SYDNEY — The Australian vote to legalize same-sex marriage by a substantial majority, overcoming a well-organized religious campaign against it, triggered elation in major cities Wednesday.
A nonbinding referendum conducted by mail found 61.6 percent of Australians in favor of allowing gay couples to wed. Even though the measure was expected to be approved, the size of the win and the unusually large participation of 12.7 million Australians out of the 16 million eligible voters added to its political legitimacy.
Though the vote isn't binding, all major political party leaders have promised to implement the decision, which would make Australia one of about two dozen countries that allow gay couples to wed.
"The people of Australia have spoken, and I intend to make their wish the law of the land by Christmas," Prime Minister Malcolm Turnbull said. "This is an overwhelming call for marriage equality."
In a wealthy, urbanized country where 52 percent of the people regard themselves as Christian, according to a census last year, the vote marks a defeat for Australia's two big churches, the Catholic Church and the Anglican Church, whose leaders were behind a well-organized campaign to defeat the referendum.
It also demonstrated deep rifts in Australian society.
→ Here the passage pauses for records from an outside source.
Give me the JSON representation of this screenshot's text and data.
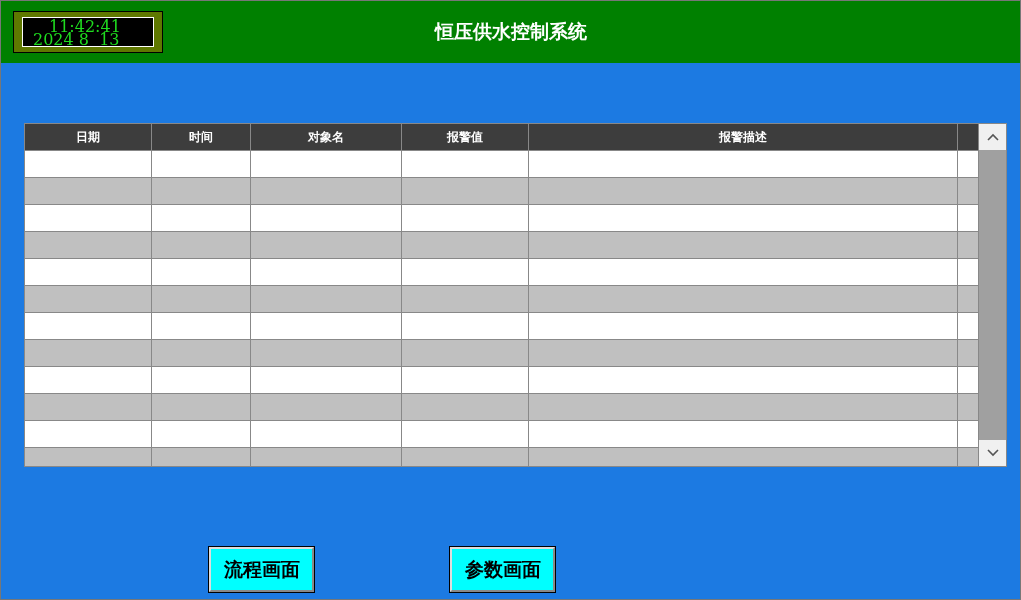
{
  "clock": {
    "time": "11:42:41",
    "date": "2024 8  13"
  },
  "window": {
    "title": "恒压供水控制系统"
  },
  "table": {
    "columns": [
      "日期",
      "时间",
      "对象名",
      "报警值",
      "报警描述",
      ""
    ]
  },
  "buttons": [
    "流程画面",
    "参数画面"
  ]
}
Opposition was concentrated in suburbs with high numbers of working-class immigrants on the suburban fringes, including locations popular with Islamic communities.
The largest levels of support were found in the wealthy urban hearts of Sydney, Melbourne, Brisbane, Adelaide and Perth.
At Sydney's Prince Alfred Park, about 1,500 people gathered to celebrate and hear speeches by the organizers of the yes campaign after the results were announced on television.
"Love has had a landslide victory," Alex Greenwich, a gay politician, said at the park while a popular 1970s Australian song, "Love Is In The Air," played in the background.
One of the biggest majorities in favor of the referendum was in a beachside Sydney district held by former prime minister Tony Abbott, a conservative Catholic and onetime trainee priest who helped lead the "no" campaign.
Deposed two years ago by Turnbull after a series of blunders, Abbott has emerged as the prime minister's biggest internal critic. He appeared to be using the same-sex marriage vote to energize conservative opposition to his more moderate leader inside their center-right Liberal Party.
Commentators said the fairly large majority would bolster Turnbull's leadership. The prime minister, who said he voted "yes," was initially criticized by some gay activists for resorting to a referendum rather than just asking Parliament to change the existing law, a move that could have split his party.
The public vote energized both sides, triggered a debate about religious freedoms in a country becoming more secular by the decade, and raised awareness that many gay Australians don't feel fully accepted, even though same-sex relationships have had the same legal rights as conventional marriages for years.
Factions within the ruling Liberal-Nationals coalition are now arguing over the drafting of a new marriage law.
Conservatives wanted explicit provisions protecting businesses and organizations that refuse to service or participate in gay weddings on moral or religious grounds. Moderates, with Turnbull's backing, seem likely to limit the protections to churches and marriage celebrants.
The debate reflects the global influence of the case of Colorado baker Jack Phillips, who was found to have violated state law by refusing to create a cake to celebrate a gay wedding. The baker said that doing so would violate his religious beliefs. The case is now before the U.S. Supreme Court. The Trump administration has sided with the baker.
Bakeries in Australia would be allowed to display signs saying they do not serve gay couples as a matter of conscience, under the conservatives' proposal. Parents could withdraw their children from state-run schools that teach them about gay sex, too.
Critics said the measures are unnecessary, in part because of existing laws protecting religion expression and the fact that areas with large numbers of Christians voted for same-sex marriage, suggesting they don't feel much threat to their religion practice.
"The churches are misguided because they are putting existing privileges at risk by arguing for an extension of religious privilege, which risks a backlash," Peter Sherlock, the president of the Melbourne-based University of Divinity, said in an interview.
One of the unusual aspects of the debate was the important role business played. Risking a customer backlash, many large companies publicly endorsed same-sex marriage. The most prominent was the national airline Qantas Airways, whose chief executive, Irish-born Alan Joyce, is in a long-term relationship with a male ballroom dancer.